No one would fire the Bean Man. Apparently firing a Government Servant is like climbing Mount Everest in your skivvies. You could try, but you are not going to get very far. No, the Bean Man was here to stay. His relatively sane government co-workers had managed to find an out of the way place to put him. It was kind of a big utility closet with a desk.
On Sunday nights my stress induced Insomnia would begin. I knew there was an excellent chance on Monday morning I would find myself cleaning up bean juice, in the Bean Man's closet, with Bean Man incoherently muttering next to me.
'What did I do to deserve this?', I would think.

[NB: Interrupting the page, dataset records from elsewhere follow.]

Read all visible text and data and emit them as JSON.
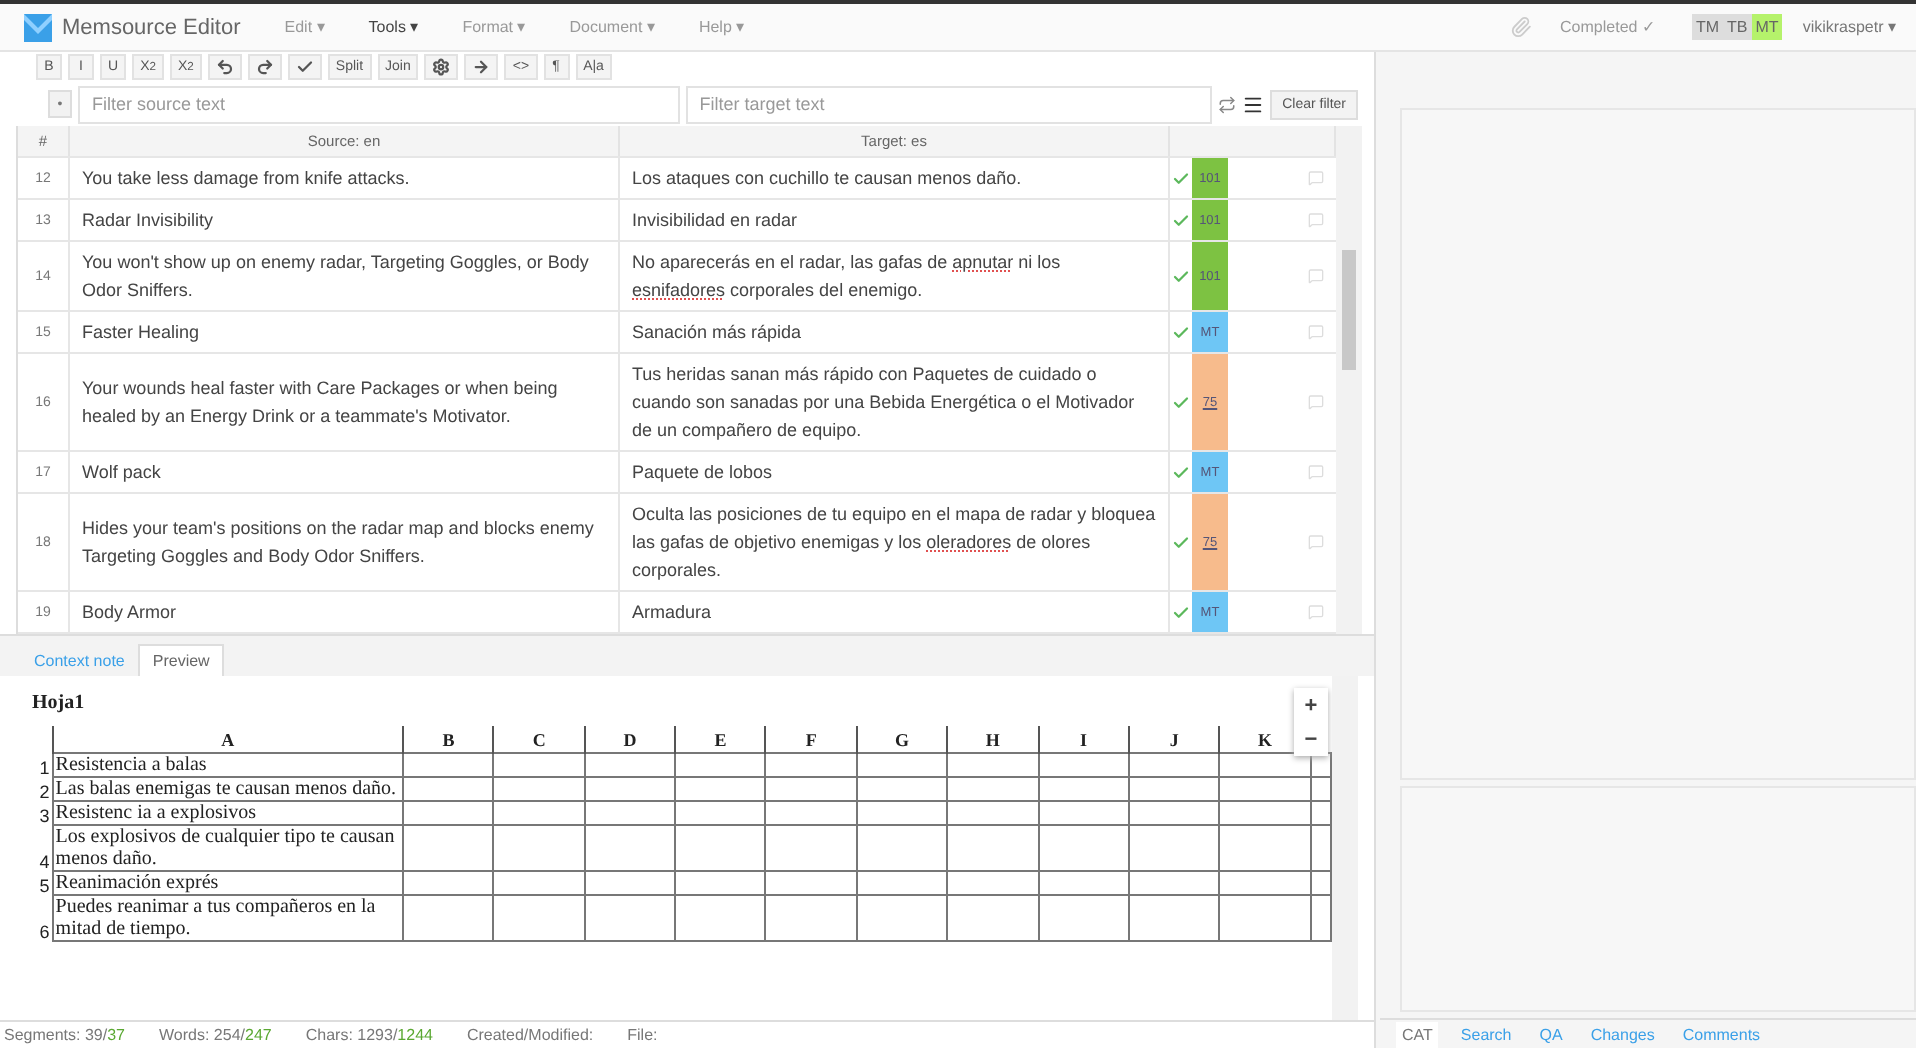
{
  "app": {
    "title": "Memsource Editor"
  },
  "menu": [
    {
      "label": "Edit ▾",
      "selected": false
    },
    {
      "label": "Tools ▾",
      "selected": true
    },
    {
      "label": "Format ▾",
      "selected": false
    },
    {
      "label": "Document ▾",
      "selected": false
    },
    {
      "label": "Help ▾",
      "selected": false
    }
  ],
  "status": {
    "label": "Completed ✓"
  },
  "sources": [
    {
      "label": "TM",
      "on": false
    },
    {
      "label": "TB",
      "on": false
    },
    {
      "label": "MT",
      "on": true
    }
  ],
  "user": "vikikraspetr ▾",
  "toolbar": [
    {
      "kind": "text",
      "label": "B"
    },
    {
      "kind": "text",
      "label": "I"
    },
    {
      "kind": "text",
      "label": "U"
    },
    {
      "kind": "sub",
      "label": "X",
      "mark": "2"
    },
    {
      "kind": "sup",
      "label": "X",
      "mark": "2"
    },
    {
      "kind": "undo"
    },
    {
      "kind": "redo"
    },
    {
      "kind": "check"
    },
    {
      "kind": "text",
      "label": "Split"
    },
    {
      "kind": "text",
      "label": "Join"
    },
    {
      "kind": "gear"
    },
    {
      "kind": "arrow"
    },
    {
      "kind": "text",
      "label": "<>"
    },
    {
      "kind": "text",
      "label": "¶"
    },
    {
      "kind": "text",
      "label": "A|a"
    }
  ],
  "filters": {
    "options": "•",
    "source_placeholder": "Filter source text",
    "target_placeholder": "Filter target text",
    "clear": "Clear filter"
  },
  "table": {
    "columns": [
      "#",
      "Source: en",
      "Target: es"
    ],
    "rows": [
      {
        "num": "12",
        "source": "You take less damage from knife attacks.",
        "target": [
          {
            "text": "Los ataques con cuchillo te causan menos daño.",
            "misspelled": false
          }
        ],
        "confirmed": true,
        "match": "101",
        "color": "#7dc242"
      },
      {
        "num": "13",
        "source": "Radar Invisibility",
        "target": [
          {
            "text": "Invisibilidad en radar",
            "misspelled": false
          }
        ],
        "confirmed": true,
        "match": "101",
        "color": "#7dc242"
      },
      {
        "num": "14",
        "source": "You won't show up on enemy radar, Targeting Goggles, or Body Odor Sniffers.",
        "target": [
          {
            "text": "No aparecerás en el radar, las gafas de ",
            "misspelled": false
          },
          {
            "text": "apnutar",
            "misspelled": true
          },
          {
            "text": " ni los ",
            "misspelled": false
          },
          {
            "text": "esnifadores",
            "misspelled": true
          },
          {
            "text": " corporales del enemigo.",
            "misspelled": false
          }
        ],
        "confirmed": true,
        "match": "101",
        "color": "#7dc242"
      },
      {
        "num": "15",
        "source": "Faster Healing",
        "target": [
          {
            "text": "Sanación más rápida",
            "misspelled": false
          }
        ],
        "confirmed": true,
        "match": "MT",
        "color": "#6ec6f5"
      },
      {
        "num": "16",
        "source": "Your wounds heal faster with Care Packages or when being healed by an Energy Drink or a teammate's Motivator.",
        "target": [
          {
            "text": "Tus heridas sanan más rápido con Paquetes de cuidado o cuando son sanadas por una Bebida Energética o el Motivador de un compañero de equipo.",
            "misspelled": false
          }
        ],
        "confirmed": true,
        "match": "75",
        "color": "#f7bb8c"
      },
      {
        "num": "17",
        "source": "Wolf pack",
        "target": [
          {
            "text": "Paquete de lobos",
            "misspelled": false
          }
        ],
        "confirmed": true,
        "match": "MT",
        "color": "#6ec6f5"
      },
      {
        "num": "18",
        "source": "Hides your team's positions on the radar map and blocks enemy Targeting Goggles and Body Odor Sniffers.",
        "target": [
          {
            "text": "Oculta las posiciones de tu equipo en el mapa de radar y bloquea las gafas de objetivo enemigas y los ",
            "misspelled": false
          },
          {
            "text": "oleradores",
            "misspelled": true
          },
          {
            "text": " de olores corporales.",
            "misspelled": false
          }
        ],
        "confirmed": true,
        "match": "75",
        "color": "#f7bb8c"
      },
      {
        "num": "19",
        "source": "Body Armor",
        "target": [
          {
            "text": "Armadura",
            "misspelled": false
          }
        ],
        "confirmed": true,
        "match": "MT",
        "color": "#6ec6f5"
      }
    ]
  },
  "bottom_tabs": [
    {
      "label": "Context note",
      "selected": false
    },
    {
      "label": "Preview",
      "selected": true
    }
  ],
  "preview": {
    "sheet": "Hoja1",
    "columns": [
      "A",
      "B",
      "C",
      "D",
      "E",
      "F",
      "G",
      "H",
      "I",
      "J",
      "K"
    ],
    "rows": [
      {
        "num": "1",
        "a": "Resistencia a balas"
      },
      {
        "num": "2",
        "a": "Las balas enemigas te causan menos daño."
      },
      {
        "num": "3",
        "a": "Resistenc ia a explosivos"
      },
      {
        "num": "4",
        "a": "Los explosivos de cualquier tipo te causan menos daño."
      },
      {
        "num": "5",
        "a": "Reanimación exprés"
      },
      {
        "num": "6",
        "a": "Puedes reanimar a tus compañeros en la mitad de tiempo."
      }
    ],
    "zoom_in": "+",
    "zoom_out": "−"
  },
  "status_bar": [
    {
      "label": "Segments:",
      "a": "39/",
      "b": "37"
    },
    {
      "label": "Words:",
      "a": "254/",
      "b": "247"
    },
    {
      "label": "Chars:",
      "a": "1293/",
      "b": "1244"
    },
    {
      "label": "Created/Modified:"
    },
    {
      "label": "File:"
    }
  ],
  "side_tabs": [
    {
      "label": "CAT",
      "selected": true
    },
    {
      "label": "Search",
      "selected": false
    },
    {
      "label": "QA",
      "selected": false
    },
    {
      "label": "Changes",
      "selected": false
    },
    {
      "label": "Comments",
      "selected": false
    }
  ]
}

Heck, I was a trained Field Engineer ...not a bean juice cleaning maid. Every Sunday night for months I would dread Mondays. When I would drift off I would occasionally see cans of Van Camp's, Campbell's or Bush's beans floating about in my dreams. The Bean Man was there too. He would chase the cans around like they were butterflies. I was stressed.
Eventually a new guy started at the office. I gladly handed the Bean Man off to him. He did not seem to mind and indeed laughed about it the first week. By week three I could see those Monday morning bean-bags under his eyes starting to form. The stress had begun.
Bean Man Induced Insomnia had found it's next victim.